Election-cycle amendments
The new proposal’s level of detail is where it differs from perhaps all past ones. Kimmel said the full text of the proposed changes will be posted soon at the General Synod website — and circulated in other ways — along with an explanatory document in a “frequently asked questions” style.
But the proposal’s key bylaw amendments include:
- Calling for biennial Synods “until the close of the 2023 General Synod term in 2025. Regular meetings shall be held triennially beginning in 2025. …”
- Changing the word “biennium” in numerous Synod-related references to “General Synod term.”

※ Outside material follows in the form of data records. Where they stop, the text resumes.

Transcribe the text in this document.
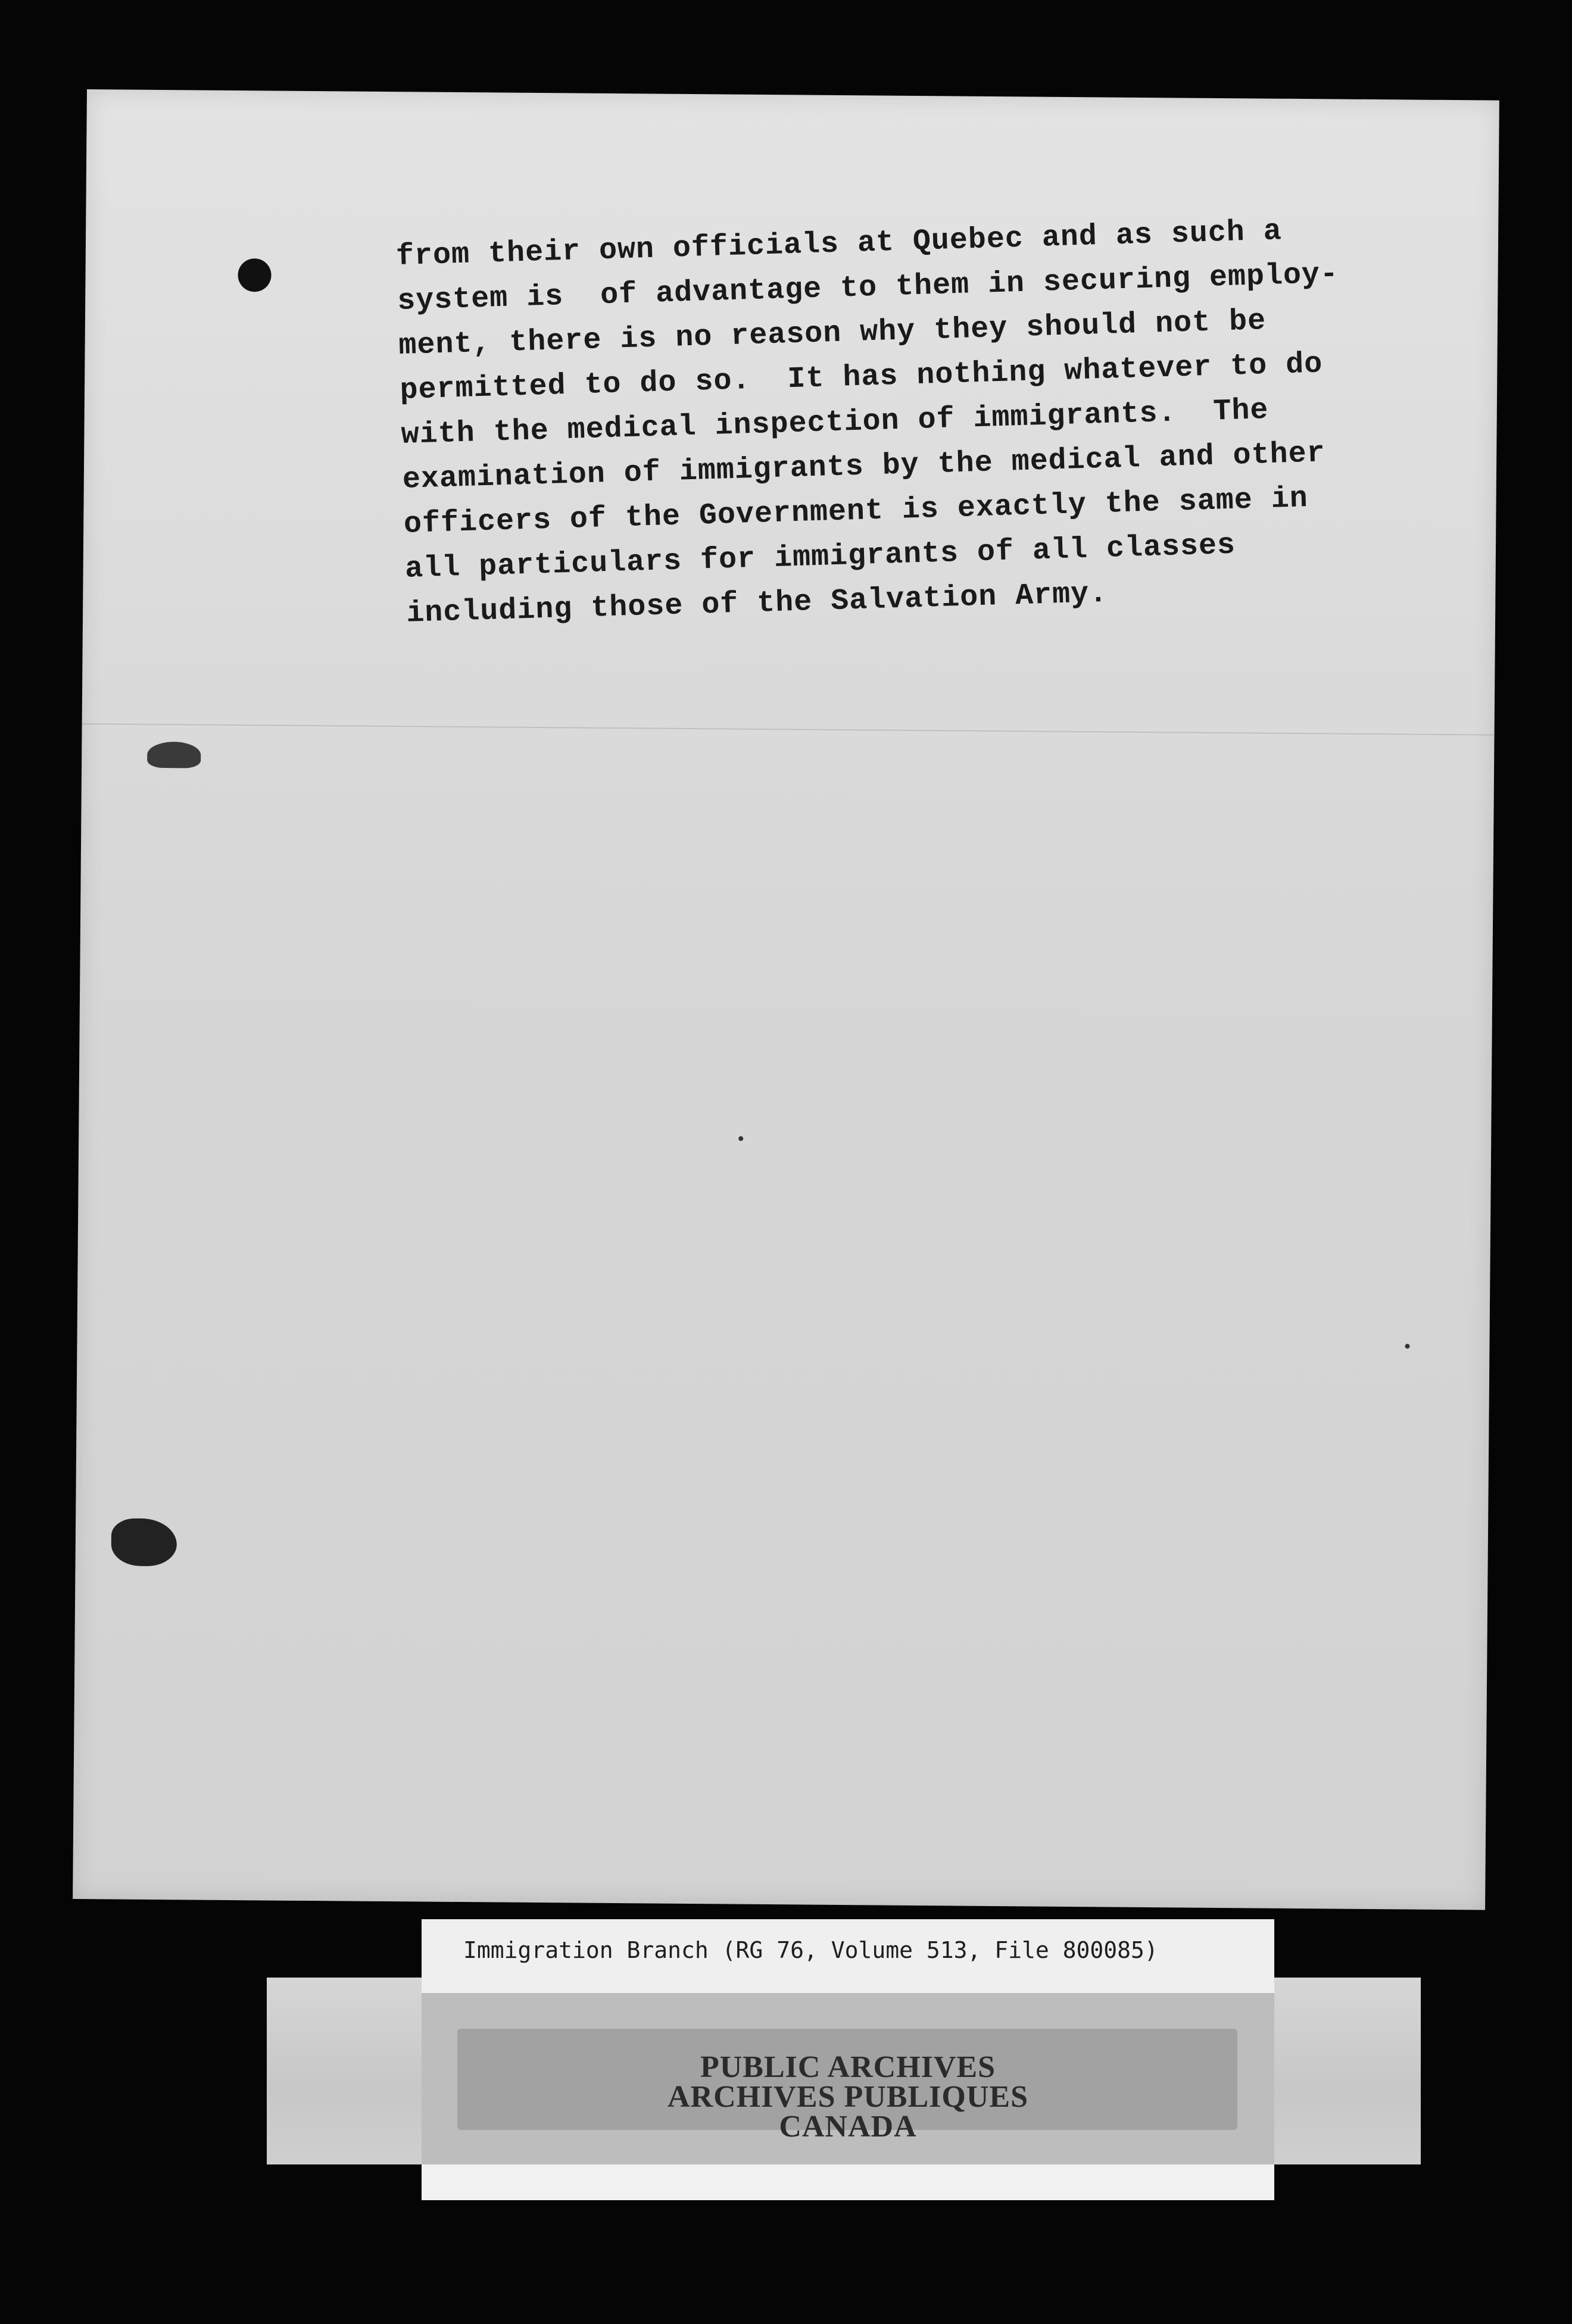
from their own officials at Quebec and as such a
system is  of advantage to them in securing employ-
ment, there is no reason why they should not be
permitted to do so.  It has nothing whatever to do
with the medical inspection of immigrants.  The
examination of immigrants by the medical and other
officers of the Government is exactly the same in
all particulars for immigrants of all classes
including those of the Salvation Army.
PUBLIC ARCHIVES
ARCHIVES PUBLIQUES
CANADA
Immigration Branch (RG 76, Volume 513, File 800085)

- Keeping two General Synods as the term of general minister and president and of each associate general minister. But the number of times such officers could be reelected would decrease from two to one. That means the current maximum tenure of any such officer — 12 years — would not change.
- Keeping three General Synods as the “term” of the UCC Board and the General Synod Nominating Committee — meaning members of those bodies would serve nine years.
- Leaving it to other delegate-sending bodies — such as Conferences, historically underrepresented groups, and councils — to best organize themselves to manage the change.
‘Work of art’
Dorhauer called those election-cycle details “the biggest stumbling blocks” in trying to fashion a triennial Synod. He commended how Kimmel and the Board’s Governance Committee addressed them.
“About a month before the Board meeting, I got a first look at the proposed new bylaws,” Dorhauer said. “It was, as I described it to the Board, a work of art – not a term usually applied to a set of very technical aspects of our bylaws. It was imaginative and creative and brilliant – and resolved what for many was the biggest stumbling block to gaining support for this move.”
“In the end, there seems to be universal agreement that the hurdles to a new pattern of General Synod meetings can be overcome,” Barr said. “We hope that the General Synod will prayerfully consider this proposal next summer. It reflects prayerful and painstaking work, and we truly believe it’s in service to our mission to gather as the Body of Christ.”